Punti di svista
Carceri disumane: una vergogna italiana
A cosa serve il carcere? Teoricamente a rieducare e riabilitare chi ha commesso un reato, perché sia pronto, al termine della condanna, per tornare nella società. Ma questo, solo in teoria. Anche se la funzione del carcere è stabilita in maniera chiara dalla nostra Costituzione, che prevede come la detenzione sia quella di trasformare il comportamento del detenuto e di riclassificarlo socialmente e trasmettergli un nuovo quadro di valori, quello che accade quotidianamente nelle prigioni italiane è ben diverso.
Frasi non accettabili
La percezione è infatti che il carcere sia una sorta di vendetta della società contro chi ha commesso un crimine. Umano, forse, da parte di chi il crimine lo ha subito ma certo non all’altezza di uno stato di diritto che meriti di essere definito tale. Frasi tipo «buttate via la chiave» o «marcisca in prigione», non fanno parte solo della vulgata popolare ma spesso, troppo spesso, diventano slogan sbandierati da politici a costante ricerca del consenso. Ma quelle frasi non sono accettabili.
Dati drammatici
Uno Stato moderno deve garantire una vita dignitosa ai carcerati e non può trattarli come persone di serie B. Altrimenti finiamo per comportarci come quelli stati dittatoriali che tanto critichiamo. E non è un caso che i dati del Garante nazionale dei detenuti nel 2024 siano drammatici.
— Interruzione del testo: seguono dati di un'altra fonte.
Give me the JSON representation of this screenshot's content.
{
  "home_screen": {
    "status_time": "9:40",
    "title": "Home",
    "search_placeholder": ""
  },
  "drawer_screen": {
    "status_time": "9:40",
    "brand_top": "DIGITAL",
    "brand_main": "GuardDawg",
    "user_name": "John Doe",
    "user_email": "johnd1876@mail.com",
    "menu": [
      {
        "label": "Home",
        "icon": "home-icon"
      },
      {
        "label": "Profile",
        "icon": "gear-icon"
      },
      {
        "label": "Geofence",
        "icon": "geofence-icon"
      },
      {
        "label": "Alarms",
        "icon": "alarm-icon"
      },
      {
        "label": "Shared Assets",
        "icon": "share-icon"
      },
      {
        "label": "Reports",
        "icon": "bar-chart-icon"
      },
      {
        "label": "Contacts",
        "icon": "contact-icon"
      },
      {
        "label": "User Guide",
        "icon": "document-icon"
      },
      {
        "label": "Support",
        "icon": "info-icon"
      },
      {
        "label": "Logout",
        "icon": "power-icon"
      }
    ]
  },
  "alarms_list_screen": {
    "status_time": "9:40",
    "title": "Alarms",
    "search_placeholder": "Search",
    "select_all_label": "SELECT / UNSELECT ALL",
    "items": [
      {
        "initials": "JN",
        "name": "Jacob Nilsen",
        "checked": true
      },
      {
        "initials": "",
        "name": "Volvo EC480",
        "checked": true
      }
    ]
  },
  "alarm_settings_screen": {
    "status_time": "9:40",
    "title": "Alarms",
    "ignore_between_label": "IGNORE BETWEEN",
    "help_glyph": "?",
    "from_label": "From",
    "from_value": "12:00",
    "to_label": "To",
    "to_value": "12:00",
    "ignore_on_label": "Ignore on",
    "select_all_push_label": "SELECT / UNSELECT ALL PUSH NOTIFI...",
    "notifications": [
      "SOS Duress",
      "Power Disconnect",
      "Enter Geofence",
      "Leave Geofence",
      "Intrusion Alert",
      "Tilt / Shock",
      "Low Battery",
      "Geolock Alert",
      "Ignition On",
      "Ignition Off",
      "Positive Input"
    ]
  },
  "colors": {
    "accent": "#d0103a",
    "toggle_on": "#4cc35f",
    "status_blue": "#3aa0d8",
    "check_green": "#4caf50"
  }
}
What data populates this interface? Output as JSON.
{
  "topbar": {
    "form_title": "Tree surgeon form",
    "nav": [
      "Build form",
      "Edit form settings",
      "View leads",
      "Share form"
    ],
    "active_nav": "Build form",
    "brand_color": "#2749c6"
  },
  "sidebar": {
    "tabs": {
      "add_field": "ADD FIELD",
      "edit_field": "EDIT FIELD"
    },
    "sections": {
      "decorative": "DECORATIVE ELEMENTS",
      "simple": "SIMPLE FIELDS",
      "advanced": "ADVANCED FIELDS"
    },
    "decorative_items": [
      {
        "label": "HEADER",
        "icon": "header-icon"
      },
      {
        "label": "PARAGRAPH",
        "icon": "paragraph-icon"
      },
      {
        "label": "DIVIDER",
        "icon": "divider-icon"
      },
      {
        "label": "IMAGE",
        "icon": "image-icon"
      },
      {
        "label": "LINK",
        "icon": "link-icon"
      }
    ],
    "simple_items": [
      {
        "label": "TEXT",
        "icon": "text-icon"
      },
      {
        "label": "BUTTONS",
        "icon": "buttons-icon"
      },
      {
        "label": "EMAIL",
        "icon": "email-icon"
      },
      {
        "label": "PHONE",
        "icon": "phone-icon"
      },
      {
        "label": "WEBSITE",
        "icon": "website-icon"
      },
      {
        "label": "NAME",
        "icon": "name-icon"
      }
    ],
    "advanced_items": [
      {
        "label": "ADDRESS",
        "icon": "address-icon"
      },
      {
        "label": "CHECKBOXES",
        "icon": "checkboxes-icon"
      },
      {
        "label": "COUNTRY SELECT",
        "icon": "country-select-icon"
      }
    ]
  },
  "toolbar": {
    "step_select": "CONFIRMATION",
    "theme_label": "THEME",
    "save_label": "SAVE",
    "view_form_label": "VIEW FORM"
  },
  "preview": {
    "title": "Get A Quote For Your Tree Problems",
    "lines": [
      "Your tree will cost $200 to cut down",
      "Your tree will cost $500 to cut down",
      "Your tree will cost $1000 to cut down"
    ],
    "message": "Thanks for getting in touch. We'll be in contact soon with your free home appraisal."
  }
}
Non si può fare finta di niente
Sono già 54 dall’inizio dell’anno le persone che hanno deciso di uccidersi dietro le sbarre. Fragilità mentali che si sommano a situazioni di degrado all’ordine del giorno: celle troppo affollate e prive di spazi essenziali, trasformano le carceri in luoghi disumani. E se è vero che il livello di civiltà di una società si misura sulla base di come tratta gli ultimi, quanto accade nelle celle italiane è intollerabile. E non può essere ignorato.